An NYPD school safety agent discovered the handgun, a .22-caliber, shortly after the boy arrived for class at the Wave Preparatory Elementary School in Far Rockaway, police sources said. A 10-round ammunition magazine and loose bullets were also found in the bag. 

But with thoughts of the Newtown school shooting in Connecticut still fresh in people's minds, parents of students at the school were worried, andfrustrated at a lack of answers from school officials about what happened. 

"I went to pick up my son. I asked one of the cops what happened, and he just said: 'Nothing to be worried about. Nothing to be worried about,'" Jessica Cox, 25, of Far Rockaway, said as she went topicked up her son, 

Devonte Small-Gibbs, 8, at P.S. 215, which shares a campus with Wave Preparatory. 

She brought two younger children with her to pick up Devonte."Someone brought a gun - that's something to worry about," Cox fumed. "What if I walked in with my other two kids in the midst of a gun fight? I'm ready to change schools. This makes me nervous." 

Police sources told the Daily News that the 7-year-old's mother went to the school after a person who lives with the family told her the boy had left home with the weapon in his bag. 

The mother told the school's principal, the sources said, and school safety agents eventuallyfound the gun in the boy's bag after searching him and a classmate. 

Cops are questioning the boy and his mother at the NYPD's 101st Precinct stationhouse, and investigators are looking to speak with the boy's older brother, the sources added. 

A spokeswoman for the Department of Education confirmed the lockdown. Parents and students told The News that the school does not have metal detectors. 

Santos Hercules, 11, a fifth-grader at the school, said he tried to stay calm during the frightening ordeal. 

"On the loud speaker the principal told us there was someone near the school with a gun; she said everybody had to go to a little corner where he couldn't see us," he said. "We had to stay quiet 'til it passed ... I felt scared, but I wasn't too scared because I knew I had to be strong." 

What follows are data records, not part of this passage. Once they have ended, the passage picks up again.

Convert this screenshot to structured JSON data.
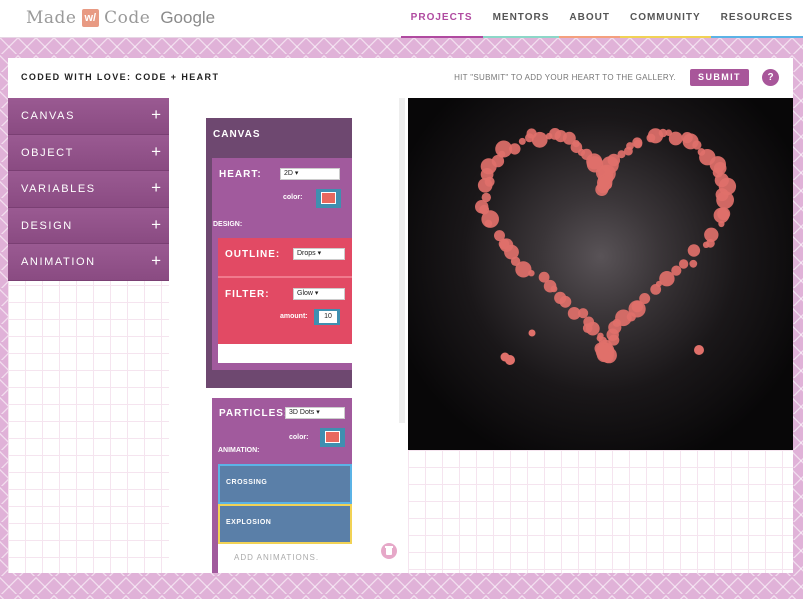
{
  "app": {
    "logo_made": "Made",
    "logo_w": "w/",
    "logo_code": "Code",
    "logo_google": "Google"
  },
  "nav": {
    "items": [
      "PROJECTS",
      "MENTORS",
      "ABOUT",
      "COMMUNITY",
      "RESOURCES"
    ],
    "active": "PROJECTS"
  },
  "project": {
    "title": "CODED WITH LOVE: CODE + HEART",
    "hint": "HIT \"SUBMIT\" TO ADD YOUR HEART TO THE GALLERY.",
    "submit_label": "SUBMIT",
    "help_label": "?"
  },
  "sidebar": {
    "items": [
      {
        "label": "CANVAS",
        "icon": "+"
      },
      {
        "label": "OBJECT",
        "icon": "+"
      },
      {
        "label": "VARIABLES",
        "icon": "+"
      },
      {
        "label": "DESIGN",
        "icon": "+"
      },
      {
        "label": "ANIMATION",
        "icon": "+"
      }
    ]
  },
  "blocks": {
    "canvas_label": "CANVAS",
    "heart": {
      "label": "HEART:",
      "mode": "2D",
      "color_label": "color:",
      "color": "#e8685e",
      "design_label": "DESIGN:",
      "outline_label": "OUTLINE:",
      "outline_value": "Drops",
      "filter_label": "FILTER:",
      "filter_value": "Glow",
      "amount_label": "amount:",
      "amount_value": "10"
    },
    "particles": {
      "label": "PARTICLES:",
      "mode": "3D Dots",
      "color_label": "color:",
      "color": "#e8685e",
      "animation_label": "ANIMATION:",
      "crossing": "CROSSING",
      "explosion": "EXPLOSION",
      "add_animations": "ADD ANIMATIONS."
    }
  },
  "colors": {
    "accent": "#a8569a",
    "heart": "#e0706a",
    "crossing_border": "#5bb3e6",
    "explosion_border": "#f1d255"
  }
}
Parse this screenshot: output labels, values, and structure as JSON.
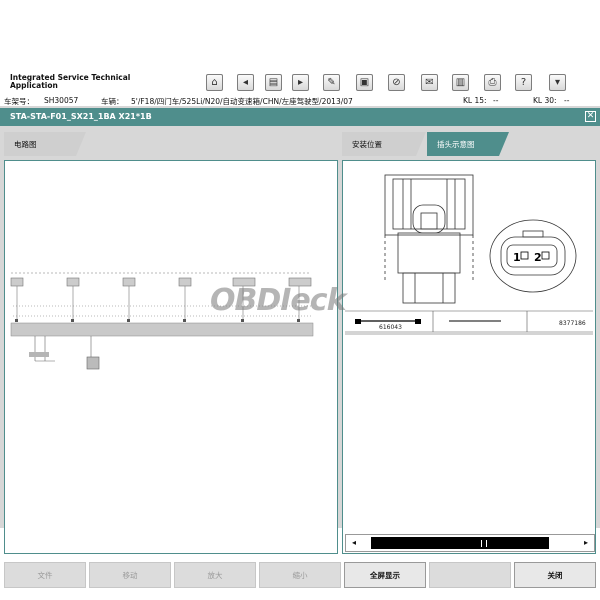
{
  "header": {
    "app_title": "Integrated Service Technical Application",
    "vin_label": "车架号：",
    "vin_value": "SH30057",
    "vehicle_label": "车辆：",
    "vehicle_value": "5'/F18/四门车/525Li/N20/自动变速箱/CHN/左座驾驶型/2013/07",
    "kl15_label": "KL 15:",
    "kl15_value": "--",
    "kl30_label": "KL 30:",
    "kl30_value": "--"
  },
  "toolbar": [
    "home-icon",
    "back-icon",
    "pages-icon",
    "forward-icon",
    "wrench-icon",
    "id-icon",
    "link-icon",
    "mail-icon",
    "book-icon",
    "print-icon",
    "help-icon",
    "minimize-icon"
  ],
  "title_bar": {
    "title": "STA-STA-F01_SX21_1BA X21*1B",
    "close": "✕"
  },
  "tabs": {
    "circuit": "电路图",
    "install": "安装位置",
    "connector": "插头示意图"
  },
  "connector_view": {
    "pin1": "1",
    "pin2": "2",
    "part1": "616043",
    "part2": "8377186"
  },
  "watermark": "OBDIeck",
  "buttons": {
    "file": "文件",
    "move": "移动",
    "zoom_in": "放大",
    "zoom_out": "缩小",
    "fullscreen": "全屏显示",
    "close": "关闭"
  }
}
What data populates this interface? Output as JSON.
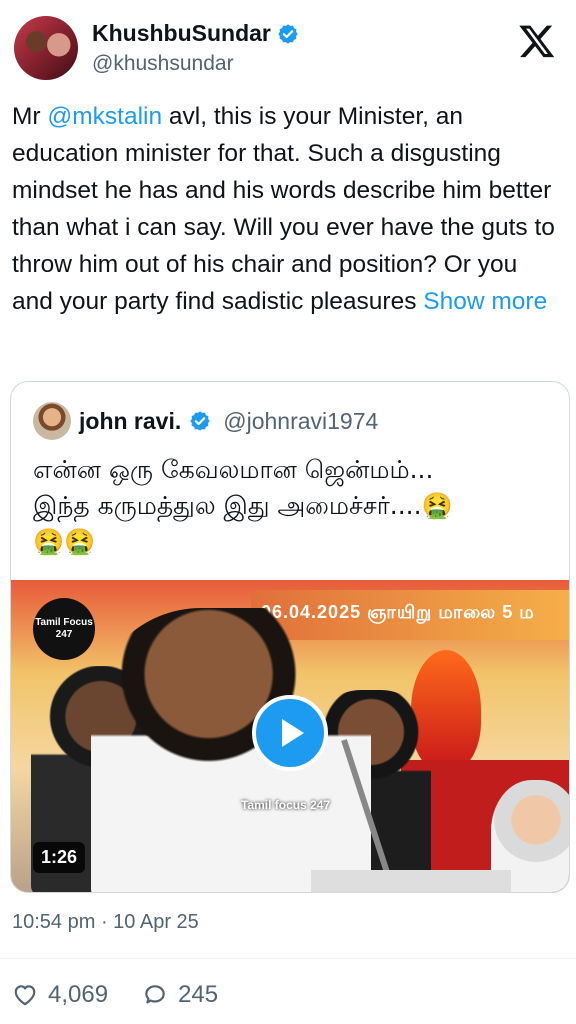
{
  "author": {
    "display_name": "KhushbuSundar",
    "handle": "@khushsundar",
    "verified_color": "#1d9bf0"
  },
  "tweet": {
    "text_before_mention": "Mr ",
    "mention": "@mkstalin",
    "text_after_mention": " avl, this is your Minister, an education minister for that. Such a disgusting mindset he has and his words describe him better than what i can say. Will you ever have the guts to throw him out of his chair and position? Or you and your party find sadistic pleasures ",
    "show_more": "Show more"
  },
  "quoted": {
    "display_name": "john ravi.",
    "handle": "@johnravi1974",
    "text_line1": "என்ன ஒரு கேவலமான ஜென்மம்...",
    "text_line2": "இந்த கருமத்துல இது அமைச்சர்....🤮",
    "text_line3": "🤮🤮",
    "media": {
      "channel_logo_line1": "Tamil Focus",
      "channel_logo_line2": "247",
      "banner_text": "06.04.2025 ஞாயிறு மாலை 5 ம",
      "watermark": "Tamil focus 247",
      "duration": "1:26"
    }
  },
  "timestamp": "10:54 pm · 10 Apr 25",
  "stats": {
    "likes": "4,069",
    "replies": "245"
  },
  "colors": {
    "link": "#1d9bf0",
    "secondary_text": "#536471",
    "primary_text": "#0f1419"
  }
}
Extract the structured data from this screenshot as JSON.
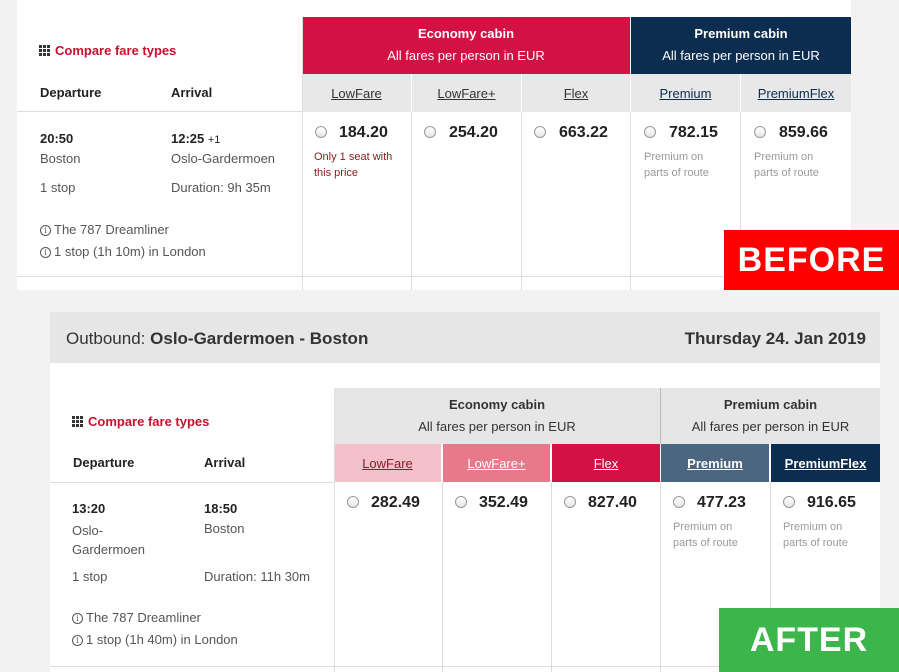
{
  "before": {
    "compare_label": "Compare fare types",
    "col_departure": "Departure",
    "col_arrival": "Arrival",
    "economy": {
      "title": "Economy cabin",
      "subtitle": "All fares per person in EUR"
    },
    "premium": {
      "title": "Premium cabin",
      "subtitle": "All fares per person in EUR"
    },
    "fares": [
      {
        "name": "LowFare",
        "price": "184.20",
        "note": [
          "Only 1 seat with",
          "this price"
        ]
      },
      {
        "name": "LowFare+",
        "price": "254.20",
        "note": []
      },
      {
        "name": "Flex",
        "price": "663.22",
        "note": []
      },
      {
        "name": "Premium",
        "price": "782.15",
        "note": [
          "Premium on",
          "parts of route"
        ]
      },
      {
        "name": "PremiumFlex",
        "price": "859.66",
        "note": [
          "Premium on",
          "parts of route"
        ]
      }
    ],
    "flight": {
      "dep_time": "20:50",
      "dep_city": "Boston",
      "arr_time": "12:25",
      "arr_offset": "+1",
      "arr_city": "Oslo-Gardermoen",
      "stops": "1 stop",
      "duration": "Duration: 9h 35m",
      "aircraft": "The 787 Dreamliner",
      "layover": "1 stop (1h 10m) in London"
    },
    "colors": {
      "economy": "#d31145",
      "premium": "#0b2d4f"
    }
  },
  "after": {
    "outbound_label": "Outbound:",
    "route": "Oslo-Gardermoen - Boston",
    "date": "Thursday 24. Jan 2019",
    "compare_label": "Compare fare types",
    "col_departure": "Departure",
    "col_arrival": "Arrival",
    "economy": {
      "title": "Economy cabin",
      "subtitle": "All fares per person in EUR"
    },
    "premium": {
      "title": "Premium cabin",
      "subtitle": "All fares per person in EUR"
    },
    "fares": [
      {
        "name": "LowFare",
        "price": "282.49",
        "note": []
      },
      {
        "name": "LowFare+",
        "price": "352.49",
        "note": []
      },
      {
        "name": "Flex",
        "price": "827.40",
        "note": []
      },
      {
        "name": "Premium",
        "price": "477.23",
        "note": [
          "Premium on",
          "parts of route"
        ]
      },
      {
        "name": "PremiumFlex",
        "price": "916.65",
        "note": [
          "Premium on",
          "parts of route"
        ]
      }
    ],
    "flight": {
      "dep_time": "13:20",
      "dep_city_1": "Oslo-",
      "dep_city_2": "Gardermoen",
      "arr_time": "18:50",
      "arr_city": "Boston",
      "stops": "1 stop",
      "duration": "Duration: 11h 30m",
      "aircraft": "The 787 Dreamliner",
      "layover": "1 stop (1h 40m) in London"
    },
    "colors": {
      "tab1": "#f2c1c9",
      "tab2": "#e8798a",
      "tab3": "#d31145",
      "tab4": "#4a6680",
      "tab5": "#0b2d4f"
    }
  },
  "stamps": {
    "before": "BEFORE",
    "after": "AFTER"
  }
}
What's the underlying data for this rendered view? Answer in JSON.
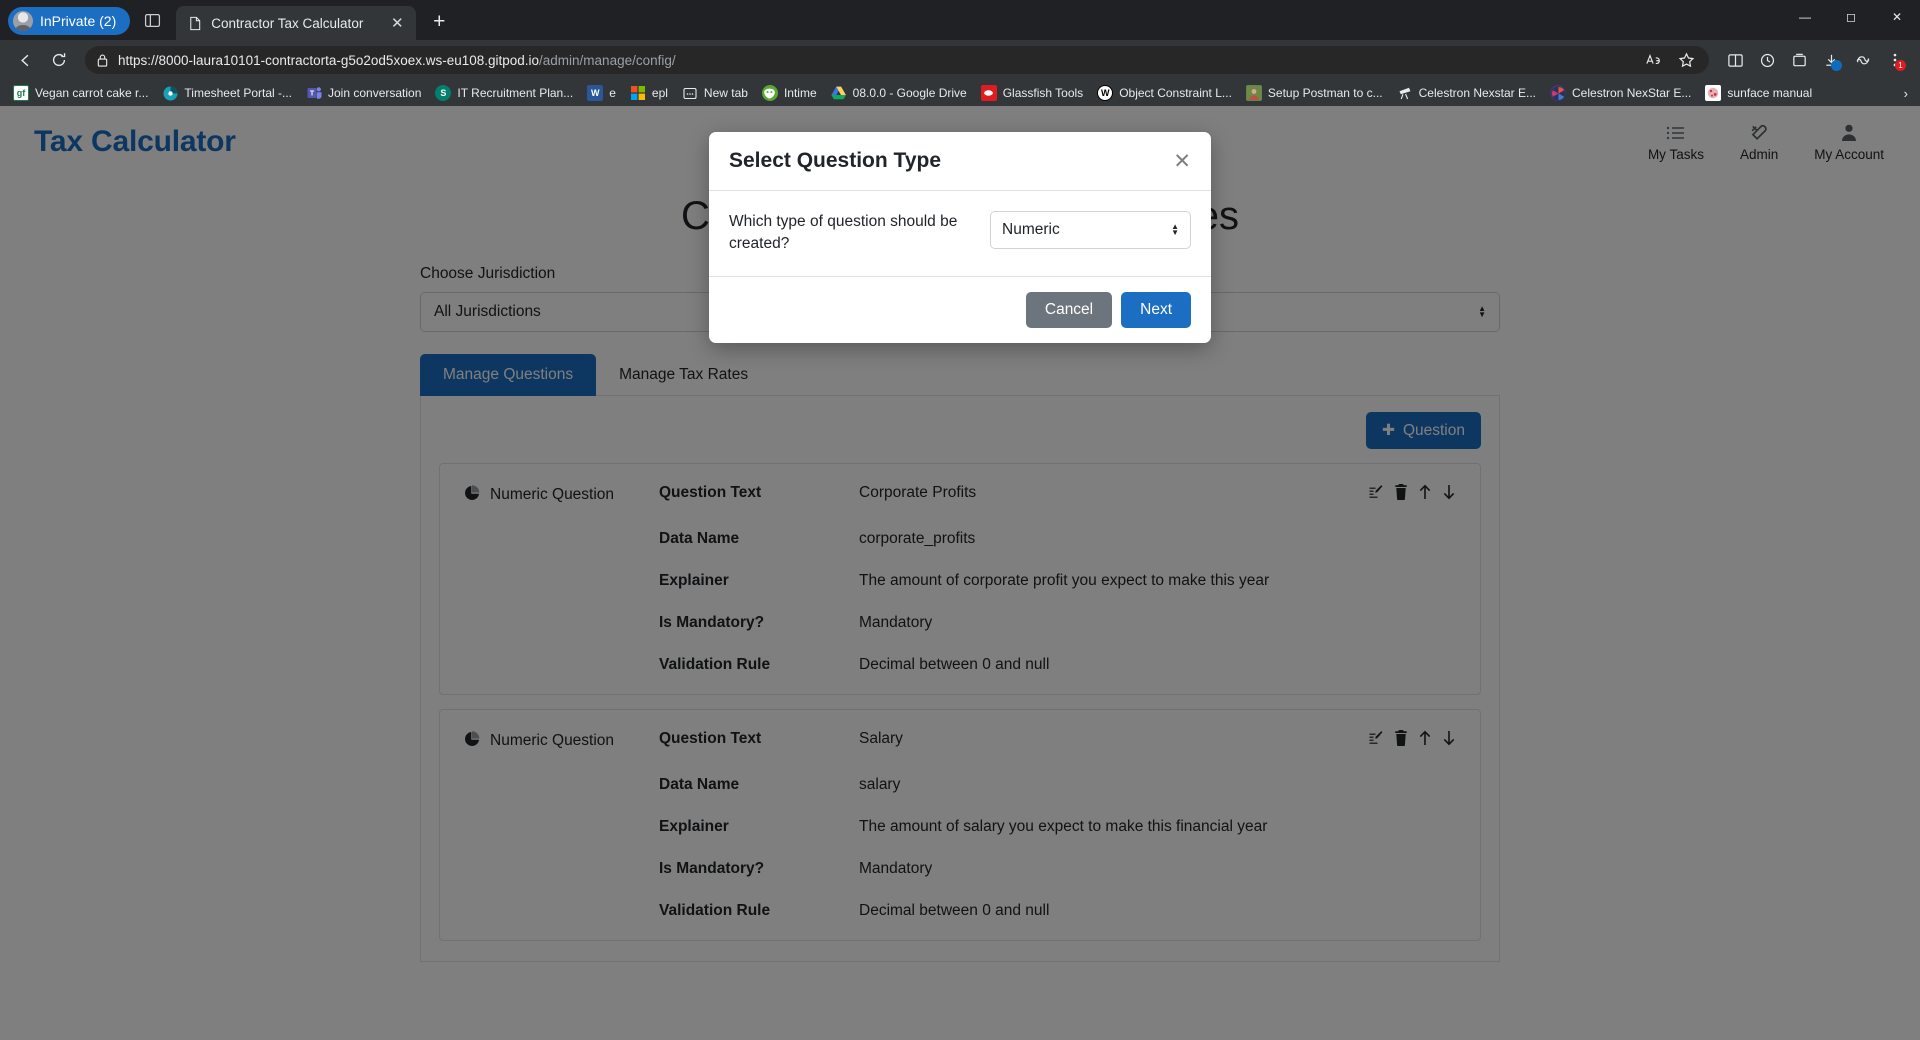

Shakyla Howard, 8, a third-grader, said her teacher became very emotional because the door to their classroom did not have a lock. 

"They said that we were in lockdown; they made us turn off the lights and hide behind the teacher's desk next to the closets," she recounted. "After that, they just told us to be quiet. Our teacher almost started crying because she didn't want us to get hurt. She knew there was no lock." 

Shakyla's stepfather, Lawrence Clark, 44, said he only found out about the lockdown when his brother-in-law told him after seeing a post about the incident on a Facebook community page for the school. 

"I tried to call the school, but they wouldn't tell me anything in the office. All they did was send home a note with the kids that said there was an incident at the school and the school had to be locked down for safety," he said. 

"It said nothing about a gun. We were not contacted - and that's crazy. We're finding out more on the news than what anybody here's told me!" 

He said parents should have been notified by either a telephone call or a text message alert. 

"For parent-teacher conferences, you get a call everyday," he said. "For this, nothing."